After facing stimuli, the morphology of macrophages is changed due to the development of lamellipodia and filopodia from exterior boundaries, which are hallmarks of the immune response [31]. Thus, to investigate the effect of WSY glucan on macrophage architecture, cell morphological changes were observed after treatment with various doses of WSY glucan. As presented in the results, the WSY glucan at all concentrations tested induced dynamic morphologic changes and enhancement of the phagocytic activity in RAW 264.7 macrophages. When beta-glucan receptors are combined with beta-1,3/1,6 glucan, immune cells including macrophages can improve all immune functions including phagocytosis, the release of certain cytokines such as TNF-α, IL-6, IL-1, interferons, granulocyte-macrophage colony-stimulating factor (GM-CSF), and inflammatory mediators [32]. A previous study reported that yeast beta-glucan enhanced immune activity by binding to the Dectin-1 receptors of macrophages [33,34]. And toll-like receptors (TLRs) were recruited to yeast-containing phagosomes where they detected fungal components and induced the production of pro-inflammatory cytokines [35]. In this research, we did not explore the role of WSY glucan in signal transduction and which receptors were involved in enhancing immunity. Therefore, it is necessary to study the mechanism of WSY glucan in enhancing macrophage immunity further.

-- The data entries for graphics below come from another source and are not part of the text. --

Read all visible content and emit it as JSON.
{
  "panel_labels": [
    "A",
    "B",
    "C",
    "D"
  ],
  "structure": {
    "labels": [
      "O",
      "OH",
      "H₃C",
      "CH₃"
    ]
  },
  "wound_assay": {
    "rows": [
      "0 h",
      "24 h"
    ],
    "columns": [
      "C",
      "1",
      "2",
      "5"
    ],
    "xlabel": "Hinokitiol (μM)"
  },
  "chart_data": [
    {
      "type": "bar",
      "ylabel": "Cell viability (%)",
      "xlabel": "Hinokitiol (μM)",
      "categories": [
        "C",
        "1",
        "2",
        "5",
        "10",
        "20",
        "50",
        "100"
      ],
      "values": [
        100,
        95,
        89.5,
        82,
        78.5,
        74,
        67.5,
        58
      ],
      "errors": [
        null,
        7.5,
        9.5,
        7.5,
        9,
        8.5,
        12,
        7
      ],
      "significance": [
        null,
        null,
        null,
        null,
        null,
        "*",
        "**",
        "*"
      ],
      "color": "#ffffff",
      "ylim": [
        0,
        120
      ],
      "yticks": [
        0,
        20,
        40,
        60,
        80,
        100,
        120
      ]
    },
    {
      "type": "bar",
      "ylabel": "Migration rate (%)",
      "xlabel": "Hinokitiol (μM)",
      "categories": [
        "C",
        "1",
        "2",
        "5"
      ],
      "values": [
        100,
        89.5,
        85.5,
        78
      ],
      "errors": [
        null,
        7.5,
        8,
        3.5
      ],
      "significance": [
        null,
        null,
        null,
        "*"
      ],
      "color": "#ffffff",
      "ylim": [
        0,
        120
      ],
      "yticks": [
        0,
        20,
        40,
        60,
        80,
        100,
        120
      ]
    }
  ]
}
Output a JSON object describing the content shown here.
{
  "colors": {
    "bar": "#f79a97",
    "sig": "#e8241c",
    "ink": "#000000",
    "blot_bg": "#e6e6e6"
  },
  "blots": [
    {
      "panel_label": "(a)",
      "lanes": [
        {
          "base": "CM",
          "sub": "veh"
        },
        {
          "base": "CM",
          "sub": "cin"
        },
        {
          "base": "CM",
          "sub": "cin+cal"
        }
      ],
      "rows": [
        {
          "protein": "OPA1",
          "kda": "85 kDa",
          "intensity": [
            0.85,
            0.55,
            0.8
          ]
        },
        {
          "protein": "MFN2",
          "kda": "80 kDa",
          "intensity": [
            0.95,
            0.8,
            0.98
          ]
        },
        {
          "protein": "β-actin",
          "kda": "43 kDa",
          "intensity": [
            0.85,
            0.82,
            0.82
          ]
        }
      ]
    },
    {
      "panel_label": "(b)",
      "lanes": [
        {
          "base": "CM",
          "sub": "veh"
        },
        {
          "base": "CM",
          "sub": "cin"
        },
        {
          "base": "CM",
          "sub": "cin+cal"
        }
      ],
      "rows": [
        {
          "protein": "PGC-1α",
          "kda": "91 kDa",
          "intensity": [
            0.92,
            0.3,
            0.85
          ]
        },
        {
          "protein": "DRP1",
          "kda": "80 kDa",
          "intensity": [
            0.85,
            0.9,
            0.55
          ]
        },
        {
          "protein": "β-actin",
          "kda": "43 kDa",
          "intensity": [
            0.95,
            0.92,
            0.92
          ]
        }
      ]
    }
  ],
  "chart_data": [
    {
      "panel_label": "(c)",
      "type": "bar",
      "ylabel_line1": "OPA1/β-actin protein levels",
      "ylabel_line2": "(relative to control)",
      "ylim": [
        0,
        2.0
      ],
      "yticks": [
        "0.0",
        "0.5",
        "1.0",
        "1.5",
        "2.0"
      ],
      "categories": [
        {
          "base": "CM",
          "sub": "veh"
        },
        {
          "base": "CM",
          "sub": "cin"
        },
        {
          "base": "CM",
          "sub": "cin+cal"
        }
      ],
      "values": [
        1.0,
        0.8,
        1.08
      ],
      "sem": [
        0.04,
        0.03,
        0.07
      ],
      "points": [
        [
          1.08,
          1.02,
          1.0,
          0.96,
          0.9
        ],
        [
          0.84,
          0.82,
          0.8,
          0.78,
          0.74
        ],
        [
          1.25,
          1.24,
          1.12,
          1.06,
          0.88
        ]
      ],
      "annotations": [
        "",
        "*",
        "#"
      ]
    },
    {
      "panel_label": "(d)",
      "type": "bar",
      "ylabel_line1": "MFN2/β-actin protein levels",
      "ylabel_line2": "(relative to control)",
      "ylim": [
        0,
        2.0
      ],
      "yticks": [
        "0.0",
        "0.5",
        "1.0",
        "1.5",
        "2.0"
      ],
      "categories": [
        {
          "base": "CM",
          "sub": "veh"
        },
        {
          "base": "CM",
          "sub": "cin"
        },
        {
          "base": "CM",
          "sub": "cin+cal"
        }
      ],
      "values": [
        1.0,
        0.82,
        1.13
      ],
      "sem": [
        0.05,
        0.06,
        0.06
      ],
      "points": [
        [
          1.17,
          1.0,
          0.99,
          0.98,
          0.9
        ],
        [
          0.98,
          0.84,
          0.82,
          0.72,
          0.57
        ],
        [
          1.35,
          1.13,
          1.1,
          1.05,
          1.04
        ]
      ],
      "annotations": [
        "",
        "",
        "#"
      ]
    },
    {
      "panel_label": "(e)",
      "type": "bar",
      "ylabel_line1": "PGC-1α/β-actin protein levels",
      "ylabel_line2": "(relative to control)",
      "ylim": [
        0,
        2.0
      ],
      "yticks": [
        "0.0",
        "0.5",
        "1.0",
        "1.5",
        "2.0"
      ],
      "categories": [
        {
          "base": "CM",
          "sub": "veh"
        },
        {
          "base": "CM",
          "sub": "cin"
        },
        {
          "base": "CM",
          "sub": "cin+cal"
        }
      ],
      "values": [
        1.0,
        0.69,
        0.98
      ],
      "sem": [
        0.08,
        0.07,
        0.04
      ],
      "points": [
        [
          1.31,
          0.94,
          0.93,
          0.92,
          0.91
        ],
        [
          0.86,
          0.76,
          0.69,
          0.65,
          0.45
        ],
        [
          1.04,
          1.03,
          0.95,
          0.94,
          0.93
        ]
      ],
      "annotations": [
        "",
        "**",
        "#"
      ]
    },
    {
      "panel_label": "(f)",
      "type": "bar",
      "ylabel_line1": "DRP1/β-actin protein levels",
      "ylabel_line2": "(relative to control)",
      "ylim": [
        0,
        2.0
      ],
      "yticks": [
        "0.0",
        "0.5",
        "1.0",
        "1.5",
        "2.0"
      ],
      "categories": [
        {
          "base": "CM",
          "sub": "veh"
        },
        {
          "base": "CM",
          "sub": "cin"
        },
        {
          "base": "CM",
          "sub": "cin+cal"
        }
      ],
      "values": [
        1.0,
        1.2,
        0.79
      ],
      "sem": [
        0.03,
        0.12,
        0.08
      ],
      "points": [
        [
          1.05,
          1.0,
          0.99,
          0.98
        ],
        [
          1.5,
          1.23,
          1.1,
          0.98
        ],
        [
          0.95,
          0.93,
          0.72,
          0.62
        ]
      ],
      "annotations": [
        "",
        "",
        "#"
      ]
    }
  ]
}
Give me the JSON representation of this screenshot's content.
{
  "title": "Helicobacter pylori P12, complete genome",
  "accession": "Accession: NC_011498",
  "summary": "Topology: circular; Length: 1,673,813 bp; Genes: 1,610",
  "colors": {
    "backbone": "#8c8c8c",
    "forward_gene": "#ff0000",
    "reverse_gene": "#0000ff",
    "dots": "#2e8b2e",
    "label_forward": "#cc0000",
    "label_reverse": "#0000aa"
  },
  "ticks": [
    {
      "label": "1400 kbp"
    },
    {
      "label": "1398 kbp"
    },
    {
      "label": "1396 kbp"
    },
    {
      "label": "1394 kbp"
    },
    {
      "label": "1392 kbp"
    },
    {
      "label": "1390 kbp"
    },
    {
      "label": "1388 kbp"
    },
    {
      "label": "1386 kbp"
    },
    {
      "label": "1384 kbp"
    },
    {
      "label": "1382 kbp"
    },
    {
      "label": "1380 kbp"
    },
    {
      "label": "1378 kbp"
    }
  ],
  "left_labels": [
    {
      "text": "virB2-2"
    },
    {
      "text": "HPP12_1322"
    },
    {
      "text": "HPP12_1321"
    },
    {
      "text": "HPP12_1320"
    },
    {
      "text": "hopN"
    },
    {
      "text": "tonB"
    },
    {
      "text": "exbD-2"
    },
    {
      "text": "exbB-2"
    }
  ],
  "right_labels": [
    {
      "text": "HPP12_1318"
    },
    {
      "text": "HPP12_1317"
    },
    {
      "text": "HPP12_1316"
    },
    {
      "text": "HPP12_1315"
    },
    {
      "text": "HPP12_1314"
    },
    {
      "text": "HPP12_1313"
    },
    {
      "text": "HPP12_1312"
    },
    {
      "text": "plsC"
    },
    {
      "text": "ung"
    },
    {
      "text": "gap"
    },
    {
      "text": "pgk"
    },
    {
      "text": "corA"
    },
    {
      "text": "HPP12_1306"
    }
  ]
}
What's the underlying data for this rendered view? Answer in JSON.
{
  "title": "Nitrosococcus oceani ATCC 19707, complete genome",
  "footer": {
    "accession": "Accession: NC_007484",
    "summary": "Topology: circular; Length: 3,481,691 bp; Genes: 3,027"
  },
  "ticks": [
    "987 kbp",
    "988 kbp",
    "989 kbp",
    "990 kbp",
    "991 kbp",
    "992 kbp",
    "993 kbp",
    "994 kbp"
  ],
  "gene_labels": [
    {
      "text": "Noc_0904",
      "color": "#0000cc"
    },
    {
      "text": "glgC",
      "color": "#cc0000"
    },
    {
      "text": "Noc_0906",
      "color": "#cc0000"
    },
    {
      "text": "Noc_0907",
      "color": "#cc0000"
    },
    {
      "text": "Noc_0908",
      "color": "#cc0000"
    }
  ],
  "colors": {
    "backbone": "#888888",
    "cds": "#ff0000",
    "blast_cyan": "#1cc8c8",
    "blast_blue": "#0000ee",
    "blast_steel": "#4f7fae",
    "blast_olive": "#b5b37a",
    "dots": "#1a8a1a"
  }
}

In this study, we produced a soluble low-molecular-weight beta-glucan, WSY glucan, and confirmed various aspects of its immune-enhancing effects. Based on the results, WSY glucan demonstrated the potential as a candidate for the treatment of immune weakening-related diseases without solubility limitations. However, it is necessary to further determine the therapeutic effect of WSY glucan as an immune enhancer in established animal models and clinical trials.

Declaration of competing interest

The authors declare that they have no known competing financial interests or personal relationships that could have appeared to influence the work reported in this paper.